Sayantika Bhowal; Daniel O'Neill; Michael Fechner; Nicola A Spaldin; Urs Staub; Jon Duffy; Stephen P Collins

doi:10.12688/openreseurope.13863.2

Anti-symmetric Compton scattering in LiNiPO ₄: Towards a direct probe of the magneto-electric multipole moment

Open Res Eur. 2022 May 5:1:132. doi: 10.12688/openreseurope.13863.2. eCollection 2021.

Authors

Sayantika Bhowal^#¹, Daniel O'Neill^#², Michael Fechner^#³, Nicola A Spaldin¹, Urs Staub⁴, Jon Duffy², Stephen P Collins⁵

Affiliations

¹ Materials Theory, ETH Zürich, Zurich, 8093, Switzerland.
² Department of Physics, University of Warwick, Coventry, CV4 7AL, UK.
³ Condensed Matter Dynamics Department, Max Planck Institute for the Structure and Dynamics of Matter, Hamburg, 22761, Germany.
⁴ Swiss Light Source, Paul Scherrer Institute, Villigen, 5232, Switzerland.
⁵ Diamond Light Source, Didcot, Oxfordshire, OX11 0DE, UK.

^# Contributed equally.

Abstract

Background: Magnetoelectric multipoles, which break both space-inversion and time-reversal symmetries, play an important role in the magnetoelectric response of a material. Motivated by uncovering the underlying fundamental physics of the magnetoelectric multipoles and the possible technological applications of magnetoelectric materials, understanding as well as detecting such magnetoelectric multipoles has become an active area of research in condensed matter physics. Here we employ the well-established Compton scattering effect as a possible probe for the magnetoelectric toroidal moments in LiNiPO ₄.

Methods: We employ combined theoretical and experimental techniques to compute as well as detect the antisymmetric Compton profile in LiNiPO ₄. For the theoretical investigation we use density functional theory to compute the anti-symmetric part of the Compton profile for the magnetic and structural ground state of LiNiPO ₄. For the experimental verification, we measure the Compton signals for a single magnetoelectric domain sample of LiNiPO ₄, and then again for the same sample with its magnetoelectric domain reversed. We then take the difference between these two measured signals to extract the antisymmetric Compton profile in LiNiPO ₄.
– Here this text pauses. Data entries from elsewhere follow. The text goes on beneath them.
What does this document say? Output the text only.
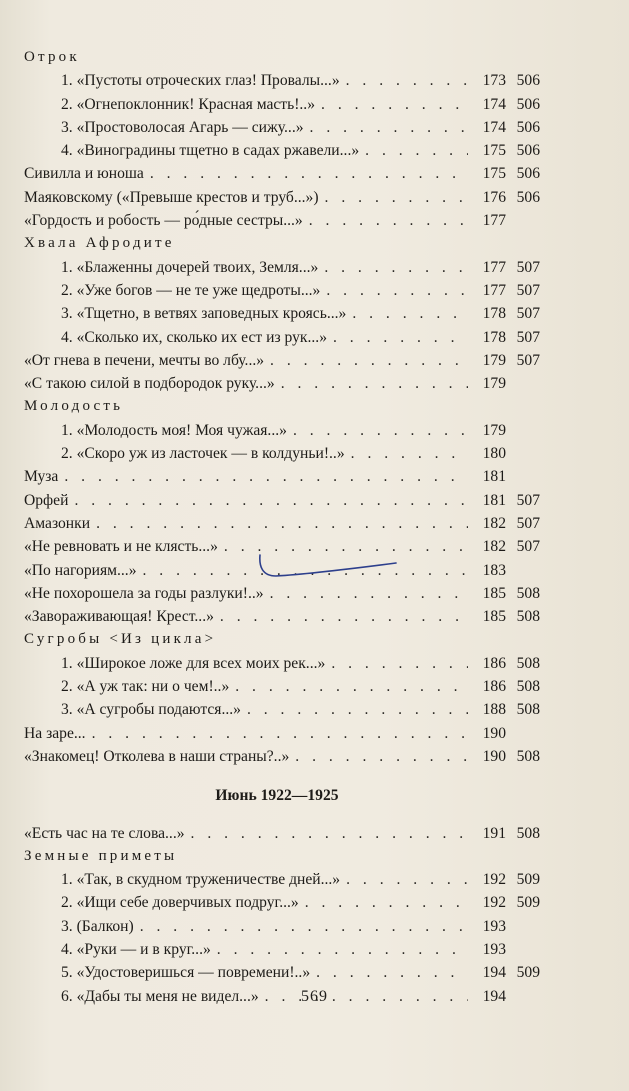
Отрок
1. «Пустоты отроческих глаз! Провалы...» . . .	173 506
2. «Огнепоклонник! Красная масть!..» . . .	174 506
3. «Простоволосая Агарь — сижу...» . . .	174 506
4. «Виноградины тщетно в садах ржавели...» . . .	175 506
Сивилла и юноша . . .	175 506
Маяковскому («Превыше крестов и труб...») . . .	176 506
«Гордость и робость — ро́дные сестры...» . . .	177
Хвала Афродите
1. «Блаженны дочерей твоих, Земля...» . . .	177 507
2. «Уже богов — не те уже щедроты...» . . .	177 507
3. «Тщетно, в ветвях заповедных кроясь...» . . .	178 507
4. «Сколько их, сколько их ест из рук...» . . .	178 507
«От гнева в печени, мечты во лбу...» . . .	179 507
«С такою силой в подбородок руку...» . . .	179
Молодость
1. «Молодость моя! Моя чужая...» . . .	179
2. «Скоро уж из ласточек — в колдуньи!..» . . .	180
Муза . . .	181
Орфей . . .	181 507
Амазонки . . .	182 507
«Не ревновать и не клясть...» . . .	182 507
«По нагориям...» . . .	183
«Не похорошела за годы разлуки!..» . . .	185 508
«Завораживающая! Крест...» . . .	185 508
Сугробы <Из цикла>
1. «Широкое ложе для всех моих рек...» . . .	186 508
2. «А уж так: ни о чем!..» . . .	186 508
3. «А сугробы подаются...» . . .	188 508
На заре... . . .	190
«Знакомец! Отколева в наши страны?..» . . .	190 508
Июнь 1922—1925
«Есть час на те слова...» . . .	191 508
Земные приметы
1. «Так, в скудном труженичестве дней...» . . .	192 509
2. «Ищи себе доверчивых подруг...» . . .	192 509
3. (Балкон) . . .	193
4. «Руки — и в круг...» . . .	193
5. «Удостоверишься — повремени!..» . . .	194 509
6. «Дабы ты меня не видел...» . . .	194
569
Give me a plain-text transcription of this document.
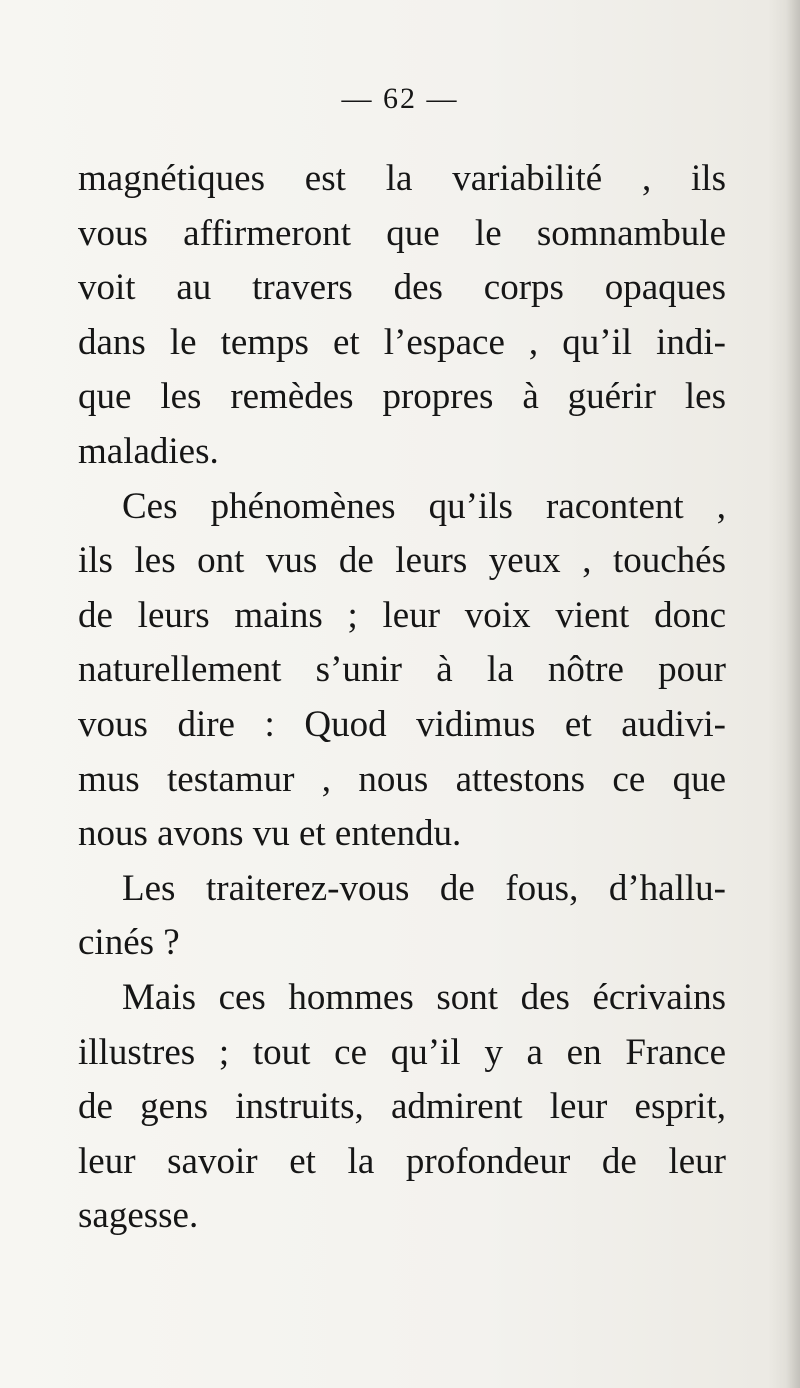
— 62 —
magnétiques est la variabilité , ils
vous affirmeront que le somnambule
voit au travers des corps opaques
dans le temps et l’espace , qu’il indi-
que les remèdes propres à guérir les
maladies.
Ces phénomènes qu’ils racontent ,
ils les ont vus de leurs yeux , touchés
de leurs mains ; leur voix vient donc
naturellement s’unir à la nôtre pour
vous dire : Quod vidimus et audivi-
mus testamur , nous attestons ce que
nous avons vu et entendu.
Les traiterez-vous de fous, d’hallu-
cinés ?
Mais ces hommes sont des écrivains
illustres ; tout ce qu’il y a en France
de gens instruits, admirent leur esprit,
leur savoir et la profondeur de leur
sagesse.
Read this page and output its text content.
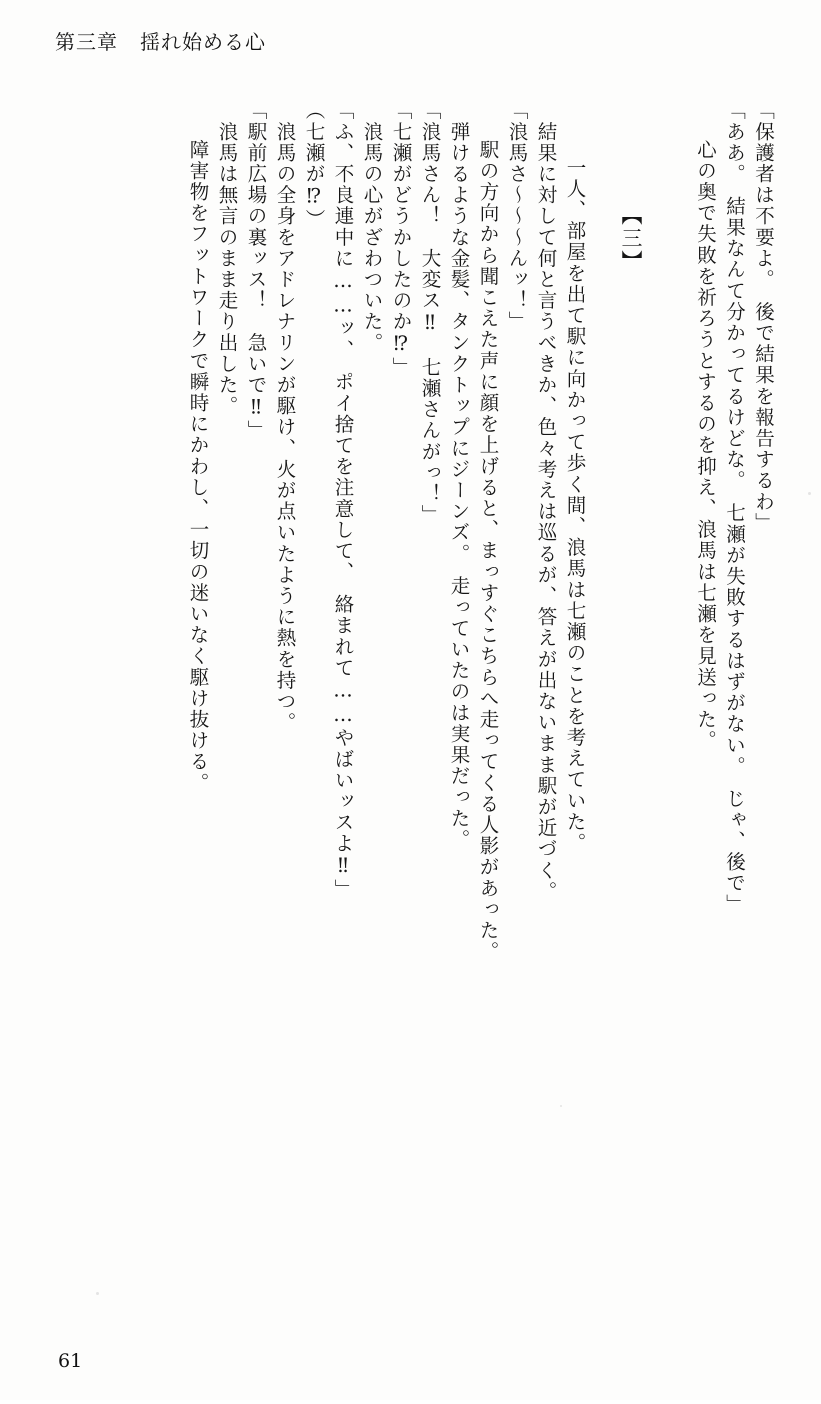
第三章 揺れ始める心
「保護者は不要よ。　後で結果を報告するわ」
「ああ。　結果なんて分かってるけどな。　七瀬が失敗するはずがない。　じゃ、後で」
　心の奥で失敗を祈ろうとするのを抑え、浪馬は七瀬を見送った。
【三】
　一人、部屋を出て駅に向かって歩く間、浪馬は七瀬のことを考えていた。
　結果に対して何と言うべきか、色々考えは巡るが、答えが出ないまま駅が近づく。
「浪馬さ～～～んッ！」
　駅の方向から聞こえた声に顔を上げると、まっすぐこちらへ走ってくる人影があった。
　弾けるような金髪、タンクトップにジーンズ。　走っていたのは実果だった。
「浪馬さん！　大変ス‼　七瀬さんがっ！」
「七瀬がどうかしたのか⁉」
　浪馬の心がざわついた。
「ふ、不良連中に……ッ、　ポイ捨てを注意して、　絡まれて……やばいッスよ‼」
（七瀬が⁉）
　浪馬の全身をアドレナリンが駆け、火が点いたように熱を持つ。
「駅前広場の裏ッス！　急いで‼」
　浪馬は無言のまま走り出した。
　障害物をフットワークで瞬時にかわし、一切の迷いなく駆け抜ける。
61
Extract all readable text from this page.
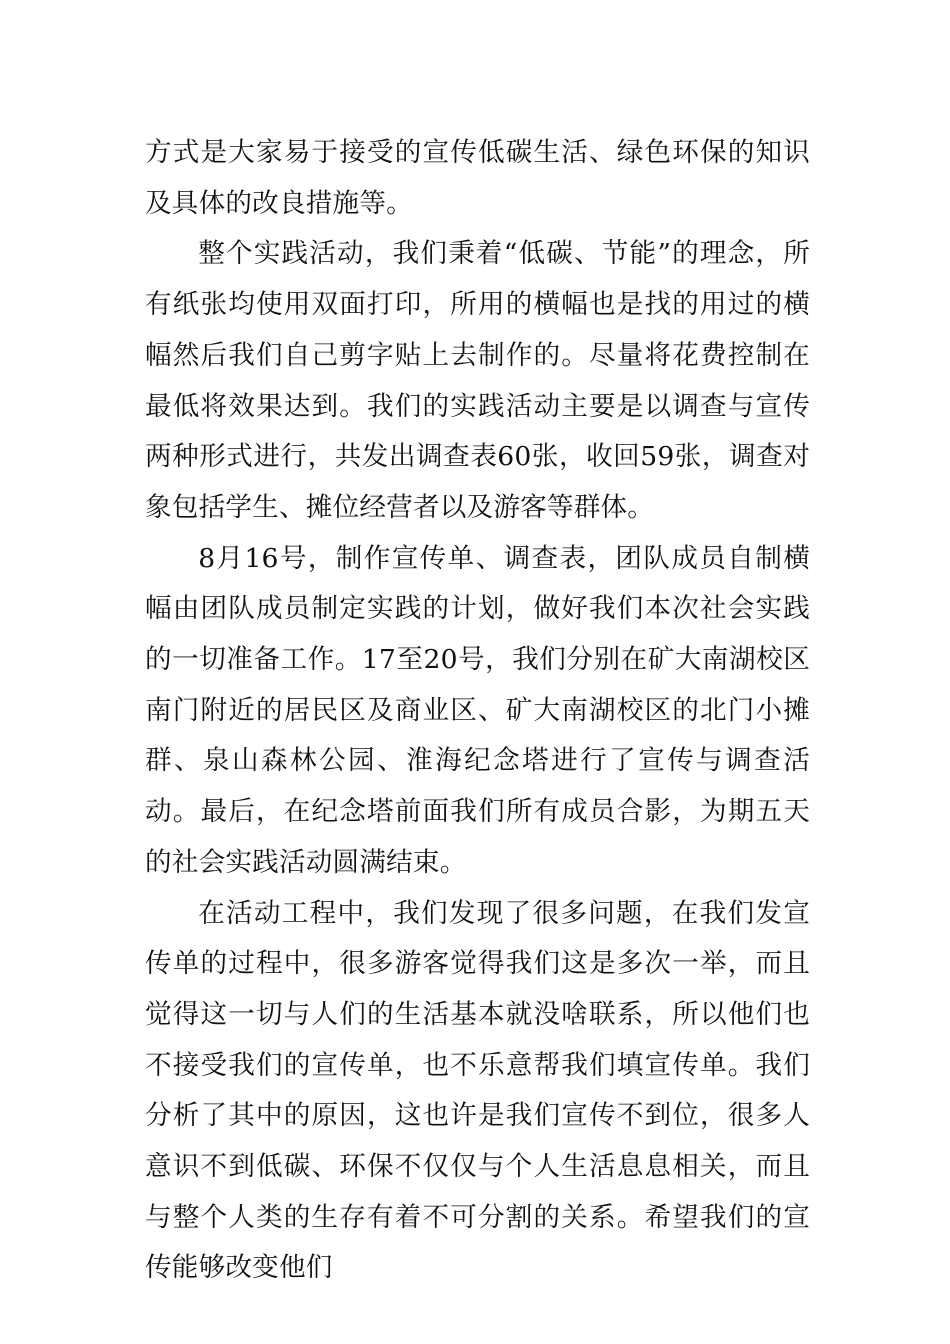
方式是大家易于接受的宣传低碳生活、绿色环保的知识及具体的改良措施等。

整个实践活动，我们秉着“低碳、节能”的理念，所有纸张均使用双面打印，所用的横幅也是找的用过的横幅然后我们自己剪字贴上去制作的。尽量将花费控制在最低将效果达到。我们的实践活动主要是以调查与宣传两种形式进行，共发出调查表60张，收回59张，调查对象包括学生、摊位经营者以及游客等群体。

8月16号，制作宣传单、调查表，团队成员自制横幅由团队成员制定实践的计划，做好我们本次社会实践的一切准备工作。17至20号，我们分别在矿大南湖校区南门附近的居民区及商业区、矿大南湖校区的北门小摊群、泉山森林公园、淮海纪念塔进行了宣传与调查活动。最后，在纪念塔前面我们所有成员合影，为期五天的社会实践活动圆满结束。

在活动工程中，我们发现了很多问题，在我们发宣传单的过程中，很多游客觉得我们这是多次一举，而且觉得这一切与人们的生活基本就没啥联系，所以他们也不接受我们的宣传单，也不乐意帮我们填宣传单。我们分析了其中的原因，这也许是我们宣传不到位，很多人意识不到低碳、环保不仅仅与个人生活息息相关，而且与整个人类的生存有着不可分割的关系。希望我们的宣传能够改变他们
Results: Our theoretical calculations indicate an antisymmetric Compton profile in the direction of the t _y toroidal moment in momentum space, with the computed antisymmetric profile around four orders of magnitude smaller than the total profile. The difference signal that we measure is consistent with the computed profile, but of the same order of magnitude as the statistical errors and systematic uncertainties of the experiment.

Conclusions: While the weak difference signal in the measurements prevents an unambiguous determination of the antisymmetric Compton profile in LiNiPO ₄, our results motivate further theoretical work to understand the factors that influence the size of the antisymmetric Compton profile, and to identify materials exhibiting larger effects.

Keywords: Compton scattering; Density functional theory; Lithium transition metal phosphate; Magneto-electric toroidal moment.

Grants and funding

This research was financially supported by the European Union’s Horizon 2020 research, innovation programme under the grant agreement No 810451 (projectHERO), and by Eidgenössische Technische Hochschule Zürich.